The result is similar to the original except a bunch of reshapes and broadcasts have been inserted.

# Discusson and caveats
This method is very flexible. You can implement a wide array of handlers including readers, writers, state, debugging tools, [sow/reap](https://www.tensorflow.org/probability/oryx/notebooks/a_tour_of_oryx) and probability. In many ways it's more flexible than Haskell monads and you have some freedom with types that Haskell doesn't give you.

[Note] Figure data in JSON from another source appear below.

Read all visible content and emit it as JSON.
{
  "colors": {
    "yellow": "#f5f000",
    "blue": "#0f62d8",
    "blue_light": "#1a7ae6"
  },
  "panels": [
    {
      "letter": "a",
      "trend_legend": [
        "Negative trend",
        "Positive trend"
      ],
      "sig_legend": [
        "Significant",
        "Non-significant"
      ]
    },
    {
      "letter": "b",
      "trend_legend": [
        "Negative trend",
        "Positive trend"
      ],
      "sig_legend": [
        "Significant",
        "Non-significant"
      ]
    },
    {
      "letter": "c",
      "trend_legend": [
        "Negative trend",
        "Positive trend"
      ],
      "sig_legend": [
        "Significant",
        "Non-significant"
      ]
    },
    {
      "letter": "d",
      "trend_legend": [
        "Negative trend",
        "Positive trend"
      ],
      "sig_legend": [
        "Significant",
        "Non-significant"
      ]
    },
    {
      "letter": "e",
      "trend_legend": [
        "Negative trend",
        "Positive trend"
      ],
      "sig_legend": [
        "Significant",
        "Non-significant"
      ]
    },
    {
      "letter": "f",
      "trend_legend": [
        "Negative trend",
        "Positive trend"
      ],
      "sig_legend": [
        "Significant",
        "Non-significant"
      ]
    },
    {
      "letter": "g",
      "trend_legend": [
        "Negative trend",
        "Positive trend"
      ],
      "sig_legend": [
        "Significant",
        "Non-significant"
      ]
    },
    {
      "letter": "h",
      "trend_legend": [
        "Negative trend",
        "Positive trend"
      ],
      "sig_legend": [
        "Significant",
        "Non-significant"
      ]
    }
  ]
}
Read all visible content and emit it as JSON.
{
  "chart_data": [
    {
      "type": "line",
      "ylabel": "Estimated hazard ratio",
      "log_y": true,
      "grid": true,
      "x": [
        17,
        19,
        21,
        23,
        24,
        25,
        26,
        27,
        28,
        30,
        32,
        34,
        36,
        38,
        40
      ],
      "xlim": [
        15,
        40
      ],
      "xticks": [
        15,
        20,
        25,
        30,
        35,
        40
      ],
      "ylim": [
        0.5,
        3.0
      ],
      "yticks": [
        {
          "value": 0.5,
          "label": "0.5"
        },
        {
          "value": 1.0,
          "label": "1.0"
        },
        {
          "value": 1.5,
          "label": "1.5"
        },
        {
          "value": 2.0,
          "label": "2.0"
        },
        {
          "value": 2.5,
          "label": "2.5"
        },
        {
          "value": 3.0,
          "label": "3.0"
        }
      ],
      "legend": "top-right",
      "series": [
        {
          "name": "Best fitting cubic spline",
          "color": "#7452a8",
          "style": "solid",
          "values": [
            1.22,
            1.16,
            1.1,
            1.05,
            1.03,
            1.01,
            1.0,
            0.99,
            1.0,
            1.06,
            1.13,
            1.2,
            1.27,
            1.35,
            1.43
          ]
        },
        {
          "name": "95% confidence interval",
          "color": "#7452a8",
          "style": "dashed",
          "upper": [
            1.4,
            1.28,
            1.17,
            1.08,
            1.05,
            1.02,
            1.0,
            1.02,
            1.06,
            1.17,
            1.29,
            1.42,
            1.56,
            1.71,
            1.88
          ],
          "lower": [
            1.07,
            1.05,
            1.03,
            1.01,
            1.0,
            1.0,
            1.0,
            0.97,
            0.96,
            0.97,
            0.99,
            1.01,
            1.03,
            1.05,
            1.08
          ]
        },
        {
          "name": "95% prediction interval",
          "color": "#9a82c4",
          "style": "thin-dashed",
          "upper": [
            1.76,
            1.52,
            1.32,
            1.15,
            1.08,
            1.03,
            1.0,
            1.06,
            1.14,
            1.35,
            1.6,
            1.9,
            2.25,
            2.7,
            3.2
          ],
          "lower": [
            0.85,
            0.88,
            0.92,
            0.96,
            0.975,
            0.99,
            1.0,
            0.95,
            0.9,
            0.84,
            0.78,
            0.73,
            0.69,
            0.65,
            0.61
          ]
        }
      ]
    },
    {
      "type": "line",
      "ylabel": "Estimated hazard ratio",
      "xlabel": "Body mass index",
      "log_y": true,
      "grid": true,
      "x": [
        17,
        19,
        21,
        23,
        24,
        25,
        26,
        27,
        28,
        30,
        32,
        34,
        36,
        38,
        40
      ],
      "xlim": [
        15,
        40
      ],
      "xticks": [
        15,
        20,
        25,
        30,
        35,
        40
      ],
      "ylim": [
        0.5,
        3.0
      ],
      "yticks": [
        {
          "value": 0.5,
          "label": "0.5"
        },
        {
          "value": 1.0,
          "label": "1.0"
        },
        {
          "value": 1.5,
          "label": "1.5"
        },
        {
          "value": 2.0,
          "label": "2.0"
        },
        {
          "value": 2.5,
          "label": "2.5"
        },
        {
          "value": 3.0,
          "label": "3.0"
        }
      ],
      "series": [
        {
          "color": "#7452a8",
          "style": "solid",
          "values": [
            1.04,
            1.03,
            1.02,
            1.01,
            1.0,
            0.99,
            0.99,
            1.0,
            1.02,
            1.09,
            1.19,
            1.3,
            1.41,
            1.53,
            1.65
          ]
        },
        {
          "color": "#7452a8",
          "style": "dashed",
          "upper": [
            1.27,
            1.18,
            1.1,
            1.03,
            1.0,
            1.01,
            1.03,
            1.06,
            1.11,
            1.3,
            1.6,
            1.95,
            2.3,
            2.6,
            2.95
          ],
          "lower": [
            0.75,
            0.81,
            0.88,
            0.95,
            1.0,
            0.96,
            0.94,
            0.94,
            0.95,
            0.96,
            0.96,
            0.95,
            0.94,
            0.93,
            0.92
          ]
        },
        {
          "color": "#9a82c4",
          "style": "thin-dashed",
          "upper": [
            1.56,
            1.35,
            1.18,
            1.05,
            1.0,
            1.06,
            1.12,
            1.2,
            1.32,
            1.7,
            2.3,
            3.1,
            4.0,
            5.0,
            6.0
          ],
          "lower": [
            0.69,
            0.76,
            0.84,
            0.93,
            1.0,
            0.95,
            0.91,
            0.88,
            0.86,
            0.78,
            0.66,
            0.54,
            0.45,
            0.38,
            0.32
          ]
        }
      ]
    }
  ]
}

On the negative side Jax needs to be able to determine all tensor sizes and types statically. So in a fragment of code like
```
a <- amb(...)
b <- amb(...a...)
```
it's perfectly fine for the argument to the second amb to depend on the value of `a`, but its shape can't depend on the value of `a`. For similar reasons you can't implement Haskell's `guard` function because that would dynamically change the size of a tensor. (But maybe you could probably build a tensor of flags and plumb that through the code in a way that a user doesn't see it.)

And another caveat is that in the interests of brevity I skipped some things. Jax can work with data more structured than pure tensors. You can work with Python objects that contain tensors, such as lists, tuples, or your own types. The extra structure is removed before the data goes to the GPU and is put back afterwards. I have ignored this.

The function `amb` is named after a related function invented by John McCarthy who invented Lisp. [Here](http://www.randomhacks.net/2005/10/11/amb-operator/)'s where I first learnt about it. The version I describe above doesn't use backtracking and runs all paths.

Lastly, whether the code above runs on a CPU or a GPU depends on how you have colab configured.

And thanks to Matt Johnson on the Jax team for explaining all of the details of jaxprs and how to use them.